At the same time, GenAI can quickly assess how a prospective loan might affect the overall risk posture of a commercial bank and run scenarios on how that might change should the borrower default. These sorts of functions can be built into workflows or accessed via AI assistants responding to natural-language queries.
Loan servicing. GenAI’s power here can come from summarization—or from speedy, accurate rote presentation. When a borrower calls in with a question or issue, a relationship manager or customer-service agent can have the AI assistant summarize the borrower’s current and past loan information along with customer-service interactions to get right to the point.

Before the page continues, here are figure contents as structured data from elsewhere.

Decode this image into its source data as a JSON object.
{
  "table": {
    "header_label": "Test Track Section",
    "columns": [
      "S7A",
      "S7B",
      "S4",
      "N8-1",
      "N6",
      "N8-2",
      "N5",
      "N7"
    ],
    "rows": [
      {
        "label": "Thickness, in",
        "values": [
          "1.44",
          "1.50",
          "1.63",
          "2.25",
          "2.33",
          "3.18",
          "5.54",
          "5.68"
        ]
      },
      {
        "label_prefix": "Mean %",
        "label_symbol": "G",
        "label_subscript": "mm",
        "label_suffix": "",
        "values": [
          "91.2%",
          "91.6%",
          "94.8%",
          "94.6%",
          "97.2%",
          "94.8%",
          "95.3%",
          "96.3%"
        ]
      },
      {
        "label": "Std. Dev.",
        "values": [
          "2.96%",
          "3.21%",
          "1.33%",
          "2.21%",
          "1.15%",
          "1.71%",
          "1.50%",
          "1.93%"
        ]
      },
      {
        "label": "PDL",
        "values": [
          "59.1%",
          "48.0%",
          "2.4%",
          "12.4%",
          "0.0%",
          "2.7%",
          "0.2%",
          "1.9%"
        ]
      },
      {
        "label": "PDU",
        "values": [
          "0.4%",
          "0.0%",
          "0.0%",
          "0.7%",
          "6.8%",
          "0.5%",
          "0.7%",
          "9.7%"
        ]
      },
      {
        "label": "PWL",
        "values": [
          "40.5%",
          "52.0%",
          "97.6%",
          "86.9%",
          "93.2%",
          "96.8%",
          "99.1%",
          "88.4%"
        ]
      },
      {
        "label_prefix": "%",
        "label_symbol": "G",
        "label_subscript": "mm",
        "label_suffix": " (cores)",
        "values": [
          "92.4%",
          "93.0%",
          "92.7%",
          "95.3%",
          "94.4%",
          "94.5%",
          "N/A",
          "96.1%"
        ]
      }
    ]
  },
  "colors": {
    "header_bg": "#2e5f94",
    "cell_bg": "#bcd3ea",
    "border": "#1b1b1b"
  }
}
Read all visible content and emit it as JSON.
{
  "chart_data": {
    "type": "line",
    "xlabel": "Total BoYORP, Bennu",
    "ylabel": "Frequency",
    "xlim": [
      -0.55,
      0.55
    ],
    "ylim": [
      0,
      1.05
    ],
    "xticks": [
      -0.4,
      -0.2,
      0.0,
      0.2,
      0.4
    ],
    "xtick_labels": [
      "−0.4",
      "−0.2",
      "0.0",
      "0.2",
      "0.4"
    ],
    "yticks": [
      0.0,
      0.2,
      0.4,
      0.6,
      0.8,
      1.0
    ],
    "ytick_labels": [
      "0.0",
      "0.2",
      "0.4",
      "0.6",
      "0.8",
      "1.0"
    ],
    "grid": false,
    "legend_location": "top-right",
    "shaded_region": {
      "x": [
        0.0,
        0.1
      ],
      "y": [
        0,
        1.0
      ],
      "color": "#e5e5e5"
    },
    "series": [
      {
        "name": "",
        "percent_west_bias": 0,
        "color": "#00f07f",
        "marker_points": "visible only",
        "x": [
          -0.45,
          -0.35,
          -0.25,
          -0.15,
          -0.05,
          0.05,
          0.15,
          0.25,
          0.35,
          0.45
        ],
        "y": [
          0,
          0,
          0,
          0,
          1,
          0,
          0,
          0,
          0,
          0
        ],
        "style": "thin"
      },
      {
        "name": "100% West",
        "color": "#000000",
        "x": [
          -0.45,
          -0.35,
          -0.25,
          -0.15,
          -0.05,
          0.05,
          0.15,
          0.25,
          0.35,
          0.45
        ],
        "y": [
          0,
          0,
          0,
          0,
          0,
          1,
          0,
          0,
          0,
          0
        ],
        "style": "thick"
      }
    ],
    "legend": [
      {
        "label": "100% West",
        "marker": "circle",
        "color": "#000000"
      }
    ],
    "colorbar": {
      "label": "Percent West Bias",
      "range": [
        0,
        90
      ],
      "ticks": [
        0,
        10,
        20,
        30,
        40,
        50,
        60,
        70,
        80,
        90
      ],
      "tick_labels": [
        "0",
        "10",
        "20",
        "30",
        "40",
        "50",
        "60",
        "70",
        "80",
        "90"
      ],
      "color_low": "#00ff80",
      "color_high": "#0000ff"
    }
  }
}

Conversely, if a question pertains to specifics on interest rate, prepayment period, penalty clauses, or other legally binding details, GenAI can pull up the contract language verbatim and point the client to the precise location in the documentation.
Product development. Here’s where GenAI’s potential as a commercial lending innovation engine manifests most obviously. New products could pertain to GenAI’s ability to suggest upselling and cross-selling opportunities. With access to fresh customer data plus historical borrowing patterns, seasonal trends, regional vagaries, and more, GenAI might predict that a customer might face a cash crunch in a couple of weeks and suggest a short-term loan to cover the gap. Alternatively, new products could involve entirely new loan categories that are especially relevant to particular classes of businesses with emerging needs at particular points in time – for, say, fleet owners converting to EVs and investing in onsite charging infrastructure.
GenAI is changing commercial lending for the better. It’s automating manual tasks. It’s providing immediate, reliable answers to a host of what used to be “I’ll have to get back to you on that” sorts of questions. And it’s fueling product innovation. That’s all just the start of what promises to be a rapid proliferation of GenAI across the full spectrum of commercial lending functions. Much of it will be new for banks. Heck, it’s new for everyone.
Fortunately, the IT development approaches that commercial banks have honed over decades also apply to GenAI systems. The key, as ever, is to understand your needs and your customers, find the right tools and partners, and solve the problems that matter to you most.
Kris Kowal is a senior industry expert in SAP’s global banking practice.